Late-Life Depression

Late-life depression is becoming a substantial public health burden, and a considerable number of older adults presenting to primary care have significant clinical depression. Even though white matter hyperintensities are linked with small vessel disease, white matter hyperintensities are nonspecific to small vessel disease and can co-occur with other brain diseases. Advanced neuroimaging techniques at the ultrahigh field magnetic resonance imaging are enabling improved characterization, identification of cerebral small vessel disease and are elucidating some of the mechanisms that associate small vessel disease with late-life depression.

Sickle Cell Disease

In this study, we explored whether sickle cell disease (SCD) may be also associated with abnormalities in hippocampal subregions. We conducted 7T MRI imaging in individuals with SCD, including the three genotypes (n = 53), and healthy race and age-matched controls (n = 47), using a customized head coil. Both T1- and T2-weighted images were used for automatic segmentation of the hippocampal subfields. Individuals with SCD had, on average, significantly smaller volume of the region including the Dentate Gyrus and Cornu Ammonis 2 and 3 as compared to the control group. Other hippocampal subregions also showed a trend towards smaller volumes in the SCD group. These findings support and extend previous reports of reduced volume in the temporal lobe in SCD patients.

Down Syndrome Neuropathology

Aging adults with Down syndrome (DS) accumulate Alzheimer's disease (AD) neuropathology, including amyloid beta plaques and neurofibrillary tangles, by age 40. We present findings from an individual with DS who remained cognitively stable despite AD neuropathology. Clinical assessments, fluid biomarkers, neuroimaging, and neuropathological examinations were conducted to characterize her condition. Neuroimaging revealed stable yet elevated amyloid and moderately elevated tau levels, while neuropathology indicated intermediate AD neuropathologic change with Lewy body and cerebrovascular pathologies. The participant demonstrated stable cognitive functioning in her 60s, potentially attributed to genetic variations, cognitive resilience, and environmental enrichment. These findings emphasize the complexity of AD progression in DS. Further investigation into factors influencing cognitive resilience in individuals with DS is warranted.

Alzheimer's Disease Neuropathology

We analyzed amygdala and hippocampal volumes and neuropathological burden in 12 Down syndrome (DS) cases and 54 non-DS cases with Alzheimer’s disease and related neurodegenerative pathologies (ADRNP) using 7T postmortem ex vivo MRI. Postmortem and antemortem hippocampal volumes were significantly correlated in a subset of 17 cases with available antemortem MRI scans.
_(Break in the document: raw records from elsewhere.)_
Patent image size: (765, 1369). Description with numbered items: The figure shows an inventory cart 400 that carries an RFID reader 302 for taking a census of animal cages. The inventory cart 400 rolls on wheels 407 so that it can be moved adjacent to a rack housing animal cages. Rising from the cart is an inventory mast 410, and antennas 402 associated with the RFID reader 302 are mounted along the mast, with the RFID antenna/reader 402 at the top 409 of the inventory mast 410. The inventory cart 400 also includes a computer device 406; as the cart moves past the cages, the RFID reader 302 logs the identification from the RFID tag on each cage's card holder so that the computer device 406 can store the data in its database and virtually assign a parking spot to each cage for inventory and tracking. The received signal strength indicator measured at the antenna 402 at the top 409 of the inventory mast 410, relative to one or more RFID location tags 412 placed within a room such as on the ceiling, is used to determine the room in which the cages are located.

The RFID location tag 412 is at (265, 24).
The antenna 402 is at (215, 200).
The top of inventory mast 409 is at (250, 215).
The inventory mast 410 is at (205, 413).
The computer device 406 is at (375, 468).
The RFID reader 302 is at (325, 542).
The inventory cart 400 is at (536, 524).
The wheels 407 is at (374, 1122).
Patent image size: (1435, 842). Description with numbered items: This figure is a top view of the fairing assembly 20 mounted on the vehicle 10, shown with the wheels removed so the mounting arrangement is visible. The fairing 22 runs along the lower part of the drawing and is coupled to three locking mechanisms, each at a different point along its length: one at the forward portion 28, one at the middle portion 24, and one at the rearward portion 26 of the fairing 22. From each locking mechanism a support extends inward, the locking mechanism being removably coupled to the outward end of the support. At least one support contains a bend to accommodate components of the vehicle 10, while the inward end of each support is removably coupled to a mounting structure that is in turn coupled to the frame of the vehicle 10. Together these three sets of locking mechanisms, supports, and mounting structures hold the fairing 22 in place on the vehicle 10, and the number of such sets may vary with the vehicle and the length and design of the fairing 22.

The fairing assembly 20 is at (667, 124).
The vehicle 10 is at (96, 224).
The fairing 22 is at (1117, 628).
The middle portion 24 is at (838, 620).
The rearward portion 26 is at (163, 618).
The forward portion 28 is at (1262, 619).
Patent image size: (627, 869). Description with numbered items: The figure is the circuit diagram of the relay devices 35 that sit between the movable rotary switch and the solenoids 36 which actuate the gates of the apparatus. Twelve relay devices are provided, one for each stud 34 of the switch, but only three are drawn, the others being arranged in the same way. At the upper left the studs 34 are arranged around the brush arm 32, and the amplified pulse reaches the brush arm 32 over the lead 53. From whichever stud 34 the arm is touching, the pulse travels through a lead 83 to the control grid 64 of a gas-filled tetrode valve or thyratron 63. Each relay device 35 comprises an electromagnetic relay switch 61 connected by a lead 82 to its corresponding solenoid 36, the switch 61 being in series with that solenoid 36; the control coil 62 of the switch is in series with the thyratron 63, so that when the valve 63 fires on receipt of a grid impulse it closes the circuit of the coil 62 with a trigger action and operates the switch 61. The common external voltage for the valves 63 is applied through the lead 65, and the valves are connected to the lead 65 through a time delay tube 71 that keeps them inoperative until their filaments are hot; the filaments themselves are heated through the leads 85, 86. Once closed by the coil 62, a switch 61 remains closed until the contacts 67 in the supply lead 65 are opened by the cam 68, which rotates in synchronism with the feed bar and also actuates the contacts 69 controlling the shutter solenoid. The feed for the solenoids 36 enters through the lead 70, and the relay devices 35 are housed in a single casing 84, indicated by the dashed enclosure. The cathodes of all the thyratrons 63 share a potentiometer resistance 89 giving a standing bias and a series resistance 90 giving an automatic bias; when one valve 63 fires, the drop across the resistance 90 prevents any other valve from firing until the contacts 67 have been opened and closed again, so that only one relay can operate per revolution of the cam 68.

DS cases had smaller hippocampal and amygdala volumes than ADRNP cases; these correlated with more severe Braak stage but not with Thal phase. Thus, hippocampal volumes in ADRNP were influenced by both Alzheimer’s disease neuropathologic change and limbic-predominant age-related TDP-43 encephalopathy neuropathologic change (LATE-NC), and amygdala volumes were primarily influenced by LATE-NC. In DS, hippocampal and amygdala volumes were primarily influenced by tau pathology.